Jacinto do Prado Coelho - edição anotada - Usa Jacinto do Prado Coelho(42)

A personagem individual e imponente


L. do D.

A personagem individual e imponente, que os romanticos figuravam em si mesmos, varias vezes, em sonho, a tentei viver, e, tantas vezes, quantas a tentei viver, me encontrei a rir alto, da minha idéa de vivel-a. O homem fatal, afinal, existe nos sonhos proprios de todos os homens vulgares, e o romantismo não é senão o virar do avesso do dominio quotidiano de nós mesmos. Quasi todos os homens sonham, nos secretos do seu ser, um grande imperialismo proprio, a sujeição de todos os homens, a entrega de todas as mulheres, a adoração dos povos, e, nos mais nobres, de todas as eras... Poucos (são) como eu habituados ao sonho, são por isso lucidos bastante para rir da possibilidade esthetica de se sonhar assim.

A maior accusação ao romantismo não se fez ainda: é a de que elle representa a verdade interior da natureza humana. Os seus exaggeros, os seus ridiculos, os seus poderes varios de commover e de seduzir, residem em que elle é a figuração exterior do que ha mais dentro na alma, mas concreto, visualizado, até possivel, se o ser possivel dependesse de outra coisa que não o Destino.

Quantas vezes eu mesmo, que rio de taes seducções da distracção, me encontro suppondo que seria bom ser celebre, que seria agradavel ser ameigado, que seria colorido ser triumphal! Mas não consigo visionar-me nesses papeis de pincaro senão com uma gargalhada do outro eu que tenho sempre proximo como uma rua da Baixa. Vejo-me celebre? Mas vejo-me celebre como guarda-livros. Sinto-me alçado aos thronos do ser conhecido? Mas o caso passa-se no escriptorio da Rua dos Douradores e os rapazes são um obstaculo. Ouço-me applaudido por multidões variegadas?

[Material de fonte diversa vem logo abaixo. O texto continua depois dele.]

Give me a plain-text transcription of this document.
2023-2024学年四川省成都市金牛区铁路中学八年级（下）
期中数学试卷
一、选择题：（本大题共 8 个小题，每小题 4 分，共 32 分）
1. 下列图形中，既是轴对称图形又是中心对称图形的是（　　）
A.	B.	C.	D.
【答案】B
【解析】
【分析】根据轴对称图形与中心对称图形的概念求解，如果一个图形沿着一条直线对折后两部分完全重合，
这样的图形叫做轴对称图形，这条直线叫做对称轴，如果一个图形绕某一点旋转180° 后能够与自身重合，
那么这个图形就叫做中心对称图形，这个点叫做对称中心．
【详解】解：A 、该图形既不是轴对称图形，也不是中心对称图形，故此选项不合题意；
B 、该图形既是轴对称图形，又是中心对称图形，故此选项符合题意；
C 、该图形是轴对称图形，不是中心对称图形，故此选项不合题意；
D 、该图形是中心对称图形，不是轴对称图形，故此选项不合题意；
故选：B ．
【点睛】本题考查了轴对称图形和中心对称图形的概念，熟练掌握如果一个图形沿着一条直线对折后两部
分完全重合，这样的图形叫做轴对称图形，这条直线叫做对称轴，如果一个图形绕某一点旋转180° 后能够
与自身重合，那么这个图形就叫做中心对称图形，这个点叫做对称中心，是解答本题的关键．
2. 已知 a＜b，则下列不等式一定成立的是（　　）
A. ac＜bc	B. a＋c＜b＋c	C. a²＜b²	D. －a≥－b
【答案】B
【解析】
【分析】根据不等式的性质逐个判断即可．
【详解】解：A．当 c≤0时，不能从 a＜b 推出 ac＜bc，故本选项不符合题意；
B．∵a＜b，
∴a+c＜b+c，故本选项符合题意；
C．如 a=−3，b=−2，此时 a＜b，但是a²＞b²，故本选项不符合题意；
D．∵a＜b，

O applauso chega ao quarto andar onde moro e collide com a mobilia tosca do meu quarto barato, com o que me rodeia, e me amesquinha desde a cosinha [...] ao sonho. Não tive sequer reles castellos em Hespanha, como os grandes hespanhoes de todas as illusões. Os meus foram de cartas de jogar, velhas, sujas, de um baralho incompleto com que se não poderia jogar nunca; nem chairam, foi preciso destruil-os, com um gesto de mão, sob o impulso impaciente da creada velha, que queria recompor sobre a mesa inteira, a toalha atirada sobre a metade de lá, porque a hora do chá soara como uma maldição do Destino. Mas até isto é uma visão improficua, pois não tenho a casa de provincia, ou as tias velhas, a cuja mesa eu tome, no fim de uma noite de familia, um chá que me saiba a repouso. O meu sonho falhou até nas metaphoras e nas figurações. O meu imperio nem chegou ás cartas velhas de jogar. A minha victoria falhou sem um bule sequer nem um gato antiquissimo. Morrerei como tenho vivido, entre o bric-à-brac dos arredores, apreçado pelo peso entre os postscriptos do perdido.